Usut punya usut, eh rupanya sebutan itu bersebab aku yang tiap tanding ketika dari MABA sampai beberapa pertandingan lainnya selalu menggunakan jilbab berwarna biru. Rupanya, yang menanyai itu tidak tahu namaku, tapi kami sering berada di tempat yang sama. Lapangan voli. Yang menanyai selalu bertugas jadi wasit atau yang bantu-bantu wasit. Pantas aja. Tenang, tidak ada yang spesial pake telor, setelah saling kenal, aku, kif, yang menanyai, dan teman-teman yang lainnya jadi tim solid selama ada latian dan pertandingan.

 
4 tahun perjalanan nge-voli.
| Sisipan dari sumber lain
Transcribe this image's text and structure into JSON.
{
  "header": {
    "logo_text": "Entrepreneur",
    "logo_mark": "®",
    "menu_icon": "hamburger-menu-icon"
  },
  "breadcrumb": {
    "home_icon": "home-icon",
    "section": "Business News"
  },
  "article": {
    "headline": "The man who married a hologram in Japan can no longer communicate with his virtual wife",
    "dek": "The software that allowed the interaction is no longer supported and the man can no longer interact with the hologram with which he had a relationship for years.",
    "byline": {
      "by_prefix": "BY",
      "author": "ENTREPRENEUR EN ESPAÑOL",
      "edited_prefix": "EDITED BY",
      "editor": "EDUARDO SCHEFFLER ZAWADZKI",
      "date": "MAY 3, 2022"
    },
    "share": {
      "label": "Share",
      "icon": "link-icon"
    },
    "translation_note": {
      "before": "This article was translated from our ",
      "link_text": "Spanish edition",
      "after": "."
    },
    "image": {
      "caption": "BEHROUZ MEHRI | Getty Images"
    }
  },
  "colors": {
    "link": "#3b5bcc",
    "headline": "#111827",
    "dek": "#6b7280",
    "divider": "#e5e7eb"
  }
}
Pernah jadi sangat culun. Pernah salah pakai kostum (alias kostumnya norak banget. Maklum dulu gatahu gaya, gatahu perpaduan warna. Kalau diingat-ingat, malu sendiri. Aku doang yang pakainya norak karena sehabis praktikum di suruh segera ke lapangan).

Semua posisi dilahap dan dicoba. Maklum, kekurangan anggota jadi harus serba bisa dan mengisi yang kosong. Dari jadi pemain inti yang mainnya full set ketika tanding tingkat angkatan di jurusan dan fakultas. Dari jadi cadangan yang dimasukkan cuman pas set terakhir, sampai dimasukkan ke tim inti yang mainnya bisa ikut satu set penuh, sampai diamanahin buat jadi tosser dadakan yang kesemuanya ketika ditingkat fakultas dan event keluar, makan-makan di ocean garden sehabis tanding untuk terakhir kalinya (Mei 2018) karena setelah itu sudah harus sidang akhir skripsi.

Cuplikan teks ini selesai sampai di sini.